Since leaving Imperial College London, where she obtained her degree in Physics and then her PhD in Mechanical Engineering, she has spent her career making novel, bespoke instrumentation in both the industrial and academic environments. These instruments have ranged from handheld landmine detectors to an optical subsystem for the James Webb Space Telescope, launched on Christmas Day 2021. She also worked at EADS Defence and Space in Portsmouth, where she leads the optical instrumentation group. There she manages a range of projects making satellite sub-systems designed to monitor wind speeds and other variables in the Earth’s atmosphere. These systems were made under the European Space Agency’s Living Planet Programme and are designed to improve our current knowledge of climate change.

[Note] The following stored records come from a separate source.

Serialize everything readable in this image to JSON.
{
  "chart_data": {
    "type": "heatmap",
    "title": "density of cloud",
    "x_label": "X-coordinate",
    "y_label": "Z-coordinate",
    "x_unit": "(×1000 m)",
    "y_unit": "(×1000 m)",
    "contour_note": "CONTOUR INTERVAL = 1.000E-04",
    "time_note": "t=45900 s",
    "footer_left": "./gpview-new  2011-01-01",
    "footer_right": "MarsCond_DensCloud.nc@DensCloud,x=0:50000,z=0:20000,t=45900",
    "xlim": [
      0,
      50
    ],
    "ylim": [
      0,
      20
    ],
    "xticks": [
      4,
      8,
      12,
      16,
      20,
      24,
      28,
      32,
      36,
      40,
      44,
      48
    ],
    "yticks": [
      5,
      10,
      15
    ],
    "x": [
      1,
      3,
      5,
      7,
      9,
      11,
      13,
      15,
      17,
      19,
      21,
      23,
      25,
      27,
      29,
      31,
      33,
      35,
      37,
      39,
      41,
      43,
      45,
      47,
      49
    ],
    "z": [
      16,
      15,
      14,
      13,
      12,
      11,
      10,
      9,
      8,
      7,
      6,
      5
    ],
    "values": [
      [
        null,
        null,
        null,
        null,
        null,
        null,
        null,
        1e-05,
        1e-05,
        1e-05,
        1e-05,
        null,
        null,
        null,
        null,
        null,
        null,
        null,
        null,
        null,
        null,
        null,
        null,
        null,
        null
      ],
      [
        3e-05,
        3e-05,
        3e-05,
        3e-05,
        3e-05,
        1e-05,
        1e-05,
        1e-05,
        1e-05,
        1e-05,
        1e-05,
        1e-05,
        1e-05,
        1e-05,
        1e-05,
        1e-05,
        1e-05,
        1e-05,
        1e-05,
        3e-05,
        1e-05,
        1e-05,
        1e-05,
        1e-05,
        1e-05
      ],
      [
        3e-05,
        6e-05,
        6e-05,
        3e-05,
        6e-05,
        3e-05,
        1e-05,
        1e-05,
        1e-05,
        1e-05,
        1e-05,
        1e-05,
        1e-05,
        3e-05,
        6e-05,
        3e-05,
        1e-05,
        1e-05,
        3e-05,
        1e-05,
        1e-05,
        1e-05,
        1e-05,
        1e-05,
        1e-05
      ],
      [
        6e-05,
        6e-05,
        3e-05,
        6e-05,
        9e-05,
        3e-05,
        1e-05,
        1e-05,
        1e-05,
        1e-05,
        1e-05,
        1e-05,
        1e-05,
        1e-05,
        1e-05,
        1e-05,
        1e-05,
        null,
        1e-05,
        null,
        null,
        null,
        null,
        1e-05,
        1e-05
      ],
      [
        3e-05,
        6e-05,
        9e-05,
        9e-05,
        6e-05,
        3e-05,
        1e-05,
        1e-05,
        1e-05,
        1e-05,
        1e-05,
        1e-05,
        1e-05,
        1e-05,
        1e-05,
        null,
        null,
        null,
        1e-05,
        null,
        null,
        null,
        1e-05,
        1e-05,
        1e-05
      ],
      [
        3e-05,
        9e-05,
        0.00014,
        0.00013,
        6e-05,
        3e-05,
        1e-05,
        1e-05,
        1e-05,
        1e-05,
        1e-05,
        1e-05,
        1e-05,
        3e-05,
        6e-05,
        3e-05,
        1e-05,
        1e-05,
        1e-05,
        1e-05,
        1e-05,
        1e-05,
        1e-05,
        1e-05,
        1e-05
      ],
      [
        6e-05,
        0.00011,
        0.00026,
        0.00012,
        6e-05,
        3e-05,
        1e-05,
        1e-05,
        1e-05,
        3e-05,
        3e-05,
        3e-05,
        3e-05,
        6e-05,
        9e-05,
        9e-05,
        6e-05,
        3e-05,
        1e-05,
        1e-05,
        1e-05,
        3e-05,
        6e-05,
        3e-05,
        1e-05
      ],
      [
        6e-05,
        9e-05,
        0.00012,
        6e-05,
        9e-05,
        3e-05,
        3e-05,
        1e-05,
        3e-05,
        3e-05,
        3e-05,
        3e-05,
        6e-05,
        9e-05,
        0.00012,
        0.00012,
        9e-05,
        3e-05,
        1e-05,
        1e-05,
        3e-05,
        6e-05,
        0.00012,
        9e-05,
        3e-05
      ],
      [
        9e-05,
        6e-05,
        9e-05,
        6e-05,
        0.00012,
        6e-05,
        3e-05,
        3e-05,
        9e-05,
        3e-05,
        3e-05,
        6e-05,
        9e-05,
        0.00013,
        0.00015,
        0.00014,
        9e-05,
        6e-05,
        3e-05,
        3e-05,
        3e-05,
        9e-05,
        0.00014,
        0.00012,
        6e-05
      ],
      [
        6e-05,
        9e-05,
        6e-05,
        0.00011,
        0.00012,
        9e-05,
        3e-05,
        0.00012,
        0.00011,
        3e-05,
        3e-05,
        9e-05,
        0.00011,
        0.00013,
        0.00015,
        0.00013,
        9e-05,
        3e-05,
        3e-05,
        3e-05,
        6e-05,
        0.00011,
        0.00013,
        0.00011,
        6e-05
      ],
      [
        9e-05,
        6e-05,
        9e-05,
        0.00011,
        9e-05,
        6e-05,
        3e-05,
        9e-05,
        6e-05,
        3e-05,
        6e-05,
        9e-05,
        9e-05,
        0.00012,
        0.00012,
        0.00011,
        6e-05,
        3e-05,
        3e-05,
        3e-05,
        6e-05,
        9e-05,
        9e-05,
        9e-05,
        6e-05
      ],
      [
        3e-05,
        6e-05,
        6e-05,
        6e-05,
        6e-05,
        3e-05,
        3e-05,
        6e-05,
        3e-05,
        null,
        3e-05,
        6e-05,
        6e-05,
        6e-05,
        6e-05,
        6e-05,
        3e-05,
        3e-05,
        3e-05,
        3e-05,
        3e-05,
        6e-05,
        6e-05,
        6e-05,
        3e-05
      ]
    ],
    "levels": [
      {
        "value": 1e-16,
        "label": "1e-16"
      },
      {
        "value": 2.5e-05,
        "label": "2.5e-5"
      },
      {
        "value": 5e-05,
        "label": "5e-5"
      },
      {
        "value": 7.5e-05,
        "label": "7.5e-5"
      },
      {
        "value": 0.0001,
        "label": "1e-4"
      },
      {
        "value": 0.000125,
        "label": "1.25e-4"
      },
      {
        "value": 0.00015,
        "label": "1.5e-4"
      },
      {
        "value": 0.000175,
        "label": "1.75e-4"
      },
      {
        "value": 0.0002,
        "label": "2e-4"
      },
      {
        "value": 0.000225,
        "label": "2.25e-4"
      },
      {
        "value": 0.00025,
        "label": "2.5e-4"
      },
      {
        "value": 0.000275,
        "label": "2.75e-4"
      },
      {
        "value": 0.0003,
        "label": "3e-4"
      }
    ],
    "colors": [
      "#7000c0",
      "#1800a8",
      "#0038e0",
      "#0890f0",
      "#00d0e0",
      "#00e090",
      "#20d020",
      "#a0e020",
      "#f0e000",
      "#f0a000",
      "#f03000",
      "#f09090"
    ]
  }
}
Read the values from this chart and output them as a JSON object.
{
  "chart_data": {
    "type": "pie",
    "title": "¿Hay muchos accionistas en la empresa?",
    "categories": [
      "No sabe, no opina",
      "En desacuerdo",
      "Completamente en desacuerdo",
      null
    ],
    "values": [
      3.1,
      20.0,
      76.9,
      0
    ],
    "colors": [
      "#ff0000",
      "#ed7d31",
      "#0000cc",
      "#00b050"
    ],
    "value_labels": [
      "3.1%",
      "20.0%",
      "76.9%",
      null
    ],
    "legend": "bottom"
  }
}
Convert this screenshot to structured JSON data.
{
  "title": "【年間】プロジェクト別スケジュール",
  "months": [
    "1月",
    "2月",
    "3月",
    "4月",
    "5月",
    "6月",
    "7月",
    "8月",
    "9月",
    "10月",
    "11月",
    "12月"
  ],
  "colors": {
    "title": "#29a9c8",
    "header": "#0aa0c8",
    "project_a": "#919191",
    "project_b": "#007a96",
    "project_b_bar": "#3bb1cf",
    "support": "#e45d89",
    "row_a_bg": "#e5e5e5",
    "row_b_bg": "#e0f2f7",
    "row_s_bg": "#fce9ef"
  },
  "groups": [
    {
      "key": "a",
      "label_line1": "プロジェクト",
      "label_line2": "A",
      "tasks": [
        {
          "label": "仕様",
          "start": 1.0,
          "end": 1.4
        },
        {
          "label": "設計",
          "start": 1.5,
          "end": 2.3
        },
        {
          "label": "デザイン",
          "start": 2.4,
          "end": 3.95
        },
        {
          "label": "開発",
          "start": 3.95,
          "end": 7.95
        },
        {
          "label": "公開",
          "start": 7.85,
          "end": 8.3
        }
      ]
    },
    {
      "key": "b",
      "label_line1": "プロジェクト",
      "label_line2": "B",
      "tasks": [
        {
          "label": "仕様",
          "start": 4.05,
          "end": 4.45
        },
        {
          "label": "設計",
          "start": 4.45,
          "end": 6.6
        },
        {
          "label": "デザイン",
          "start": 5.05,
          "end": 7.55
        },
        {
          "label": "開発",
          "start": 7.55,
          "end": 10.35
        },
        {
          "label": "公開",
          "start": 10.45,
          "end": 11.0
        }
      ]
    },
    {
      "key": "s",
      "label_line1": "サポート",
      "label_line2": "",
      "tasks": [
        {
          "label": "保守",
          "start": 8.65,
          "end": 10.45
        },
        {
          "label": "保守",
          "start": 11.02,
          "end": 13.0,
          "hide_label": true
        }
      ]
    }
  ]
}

Maggie founded the company Science Innovation Ltd to enable her to engage the world with the joys of space and STEM. To date, Maggie has directly engaged with 500,000 people across the world. She sits on boards of the Science Museum, Unboxed Festival, and Science and Technology Facilities Council (STFC). She also has a Science in Society Fellowship from the STFC, which enables her to engage the public with the science work that she loves. The Fellowship is held at University College London.

Maggie has presented Do We Really Need the Moon? (BBC Two), Do We Really Need Satellites? (BBC Two), and Brave New World (Channel 4) and contributed to The One Show (BBC One), Duck Quacks Don’t Echo (Sky1) with Lee Mack, and I Literally Just Told You (Channel 4) with Jimmy Carr. She also presents Mini Stargazing for CBeebies. Her book Sky at Night Book of the Moon was published in 2018 by BBC Books, followed by her children’s book Dr. Maggie’s Grand Tour of the Solar System in 2019. Her latest children’s book, Am I Made of Stardust?, was published in October 2022 and was an Amazon bestseller.